Il réussit à convaincre Alain Fontanel, frileux au départ de déplacer un tournoi d’un quartier populaire vers une zone bourgeoise, d’effectuer les travaux nécessaires pour construire de nouveaux terrains. « J’ai sorti la dernière carte que je ne voulais pas jouer à savoir quitter Strasbourg si la Ville ne m’aidait pas », lâche Denis Naegelen. Dès 2011, les IS trouvent leur écrin dans ce magnifique club avec vue sur les institutions européennes.
D’année en année, l’hospitalité grandit faisant des IS un événement incontournable pour l’écosystème régional.
En 2019, Denis Naegelen, qui venait de vendre Quarterback un an auparavant, n’est pas satisfait de la co-gestion du tournoi avec ses repreneurs. Il convainc alors assez facilement trois autres passionnés de tennis de la région de racheter le tournoi : Jérôme Fechter, fondateur de Karanta, Christophe Schalk, PDG de Mediarun – Top Music et le joueur français Pierre-Hugues Herbert. Ensemble, ils ont traversé vent debout les années COVID et relevé un défi de taille : candidater pour passer en WTA 500. « On s’est dit que l’on avait une opportunité sportive et financière exceptionnelle car nous pouvions acheter le tournoi à 60 % de sa valeur du marché. » En fusionnant avec le WTA 250 de Lyon, les IS répondaient au mieux aux attentes des instances.

Elina Svitolina, vainqueure des IS 2024 ©Nicolas Rosès

Mais pourquoi Strasbourg et pas Lyon ? « Strasbourg est l’une des plus anciennes dates du circuit mondial, avec une date reconnue comme une belle préparation à Roland-Garros.
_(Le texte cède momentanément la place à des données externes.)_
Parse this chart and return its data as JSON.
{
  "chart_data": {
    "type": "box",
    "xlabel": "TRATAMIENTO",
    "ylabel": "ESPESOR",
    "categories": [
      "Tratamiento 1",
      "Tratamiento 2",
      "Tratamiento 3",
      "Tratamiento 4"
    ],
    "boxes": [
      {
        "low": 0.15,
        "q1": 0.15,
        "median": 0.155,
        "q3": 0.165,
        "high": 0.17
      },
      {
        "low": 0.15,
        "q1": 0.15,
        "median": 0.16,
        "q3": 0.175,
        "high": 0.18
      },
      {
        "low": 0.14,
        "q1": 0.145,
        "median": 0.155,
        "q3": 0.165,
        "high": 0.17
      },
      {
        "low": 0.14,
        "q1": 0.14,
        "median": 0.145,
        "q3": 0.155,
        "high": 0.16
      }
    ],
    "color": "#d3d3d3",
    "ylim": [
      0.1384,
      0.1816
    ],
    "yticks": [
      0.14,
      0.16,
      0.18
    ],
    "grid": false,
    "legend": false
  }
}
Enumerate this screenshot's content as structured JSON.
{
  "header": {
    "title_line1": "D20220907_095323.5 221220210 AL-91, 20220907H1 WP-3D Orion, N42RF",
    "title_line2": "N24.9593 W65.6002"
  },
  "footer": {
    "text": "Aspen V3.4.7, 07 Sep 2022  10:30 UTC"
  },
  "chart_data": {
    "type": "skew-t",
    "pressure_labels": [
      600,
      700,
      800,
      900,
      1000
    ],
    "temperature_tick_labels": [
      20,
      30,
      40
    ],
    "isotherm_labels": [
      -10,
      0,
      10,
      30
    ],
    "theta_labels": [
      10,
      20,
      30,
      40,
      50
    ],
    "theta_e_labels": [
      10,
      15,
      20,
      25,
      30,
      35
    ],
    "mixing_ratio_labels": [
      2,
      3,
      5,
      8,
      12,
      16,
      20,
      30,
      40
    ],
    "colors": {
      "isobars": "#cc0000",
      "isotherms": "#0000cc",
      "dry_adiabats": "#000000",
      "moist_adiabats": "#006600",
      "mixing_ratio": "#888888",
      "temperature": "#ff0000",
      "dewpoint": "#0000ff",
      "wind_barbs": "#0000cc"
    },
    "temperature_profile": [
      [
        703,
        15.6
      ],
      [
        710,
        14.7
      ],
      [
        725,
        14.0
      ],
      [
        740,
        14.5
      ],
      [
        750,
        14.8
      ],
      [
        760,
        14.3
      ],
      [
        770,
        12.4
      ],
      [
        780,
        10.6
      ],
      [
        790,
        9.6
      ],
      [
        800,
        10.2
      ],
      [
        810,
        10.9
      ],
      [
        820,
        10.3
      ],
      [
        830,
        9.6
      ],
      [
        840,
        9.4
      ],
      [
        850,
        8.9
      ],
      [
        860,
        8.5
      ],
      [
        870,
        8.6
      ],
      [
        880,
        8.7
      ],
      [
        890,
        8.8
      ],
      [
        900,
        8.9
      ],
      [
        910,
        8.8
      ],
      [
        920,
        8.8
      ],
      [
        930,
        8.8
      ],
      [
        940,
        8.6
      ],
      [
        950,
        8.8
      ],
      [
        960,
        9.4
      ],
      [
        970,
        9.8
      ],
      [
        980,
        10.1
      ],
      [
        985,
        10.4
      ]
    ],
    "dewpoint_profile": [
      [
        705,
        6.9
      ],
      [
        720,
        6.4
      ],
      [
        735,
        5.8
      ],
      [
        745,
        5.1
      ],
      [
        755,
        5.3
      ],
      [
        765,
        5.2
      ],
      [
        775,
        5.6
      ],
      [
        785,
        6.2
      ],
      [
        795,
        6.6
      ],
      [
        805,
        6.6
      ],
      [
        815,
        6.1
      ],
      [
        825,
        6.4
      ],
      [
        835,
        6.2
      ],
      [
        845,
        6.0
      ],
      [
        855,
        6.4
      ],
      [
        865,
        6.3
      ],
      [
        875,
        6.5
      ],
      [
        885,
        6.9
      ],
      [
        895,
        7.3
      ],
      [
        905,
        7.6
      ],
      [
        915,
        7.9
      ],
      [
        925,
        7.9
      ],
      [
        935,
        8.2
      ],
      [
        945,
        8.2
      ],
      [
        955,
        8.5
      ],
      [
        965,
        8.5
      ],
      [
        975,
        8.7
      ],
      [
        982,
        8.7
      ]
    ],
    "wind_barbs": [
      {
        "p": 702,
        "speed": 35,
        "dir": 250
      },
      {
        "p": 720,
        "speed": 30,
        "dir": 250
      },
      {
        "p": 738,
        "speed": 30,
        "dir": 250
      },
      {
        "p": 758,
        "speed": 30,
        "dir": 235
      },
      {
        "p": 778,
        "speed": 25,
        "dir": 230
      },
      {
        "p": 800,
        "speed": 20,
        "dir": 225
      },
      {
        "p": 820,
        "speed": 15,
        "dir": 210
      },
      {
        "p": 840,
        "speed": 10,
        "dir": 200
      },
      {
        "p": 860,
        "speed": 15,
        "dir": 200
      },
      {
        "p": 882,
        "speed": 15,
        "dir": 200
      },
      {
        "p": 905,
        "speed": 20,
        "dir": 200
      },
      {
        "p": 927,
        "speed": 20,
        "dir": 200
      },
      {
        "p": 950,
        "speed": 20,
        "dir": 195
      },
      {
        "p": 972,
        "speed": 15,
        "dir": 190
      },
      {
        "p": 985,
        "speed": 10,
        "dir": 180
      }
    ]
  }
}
Gaëtan Muller, le directeur de Lyon, a eu l’intelligence de le reconnaître. »
Le moment est historique pour les Internationaux de Strasbourg. En passant de 250 000 à un million de dollars de prize-money, le tournoi sera plus attractif pour faire venir les meilleures joueuses mondiales. « Le public répondra aussi de façon plus forte. En tout cas je l’espère », sourit Denis Naegelen. « Je ne peux que croire et être motivé par l’idée que ça va être beaucoup mieux. Nous allons proposer un meilleur plateau, nous serons suivis par encore plus de médias. Ce sera une belle attractivité pour Strasbourg et l’Alsace. »

Un défi de plus pour ce passionné, désormais entouré de solides partenaires, tout autant engagés.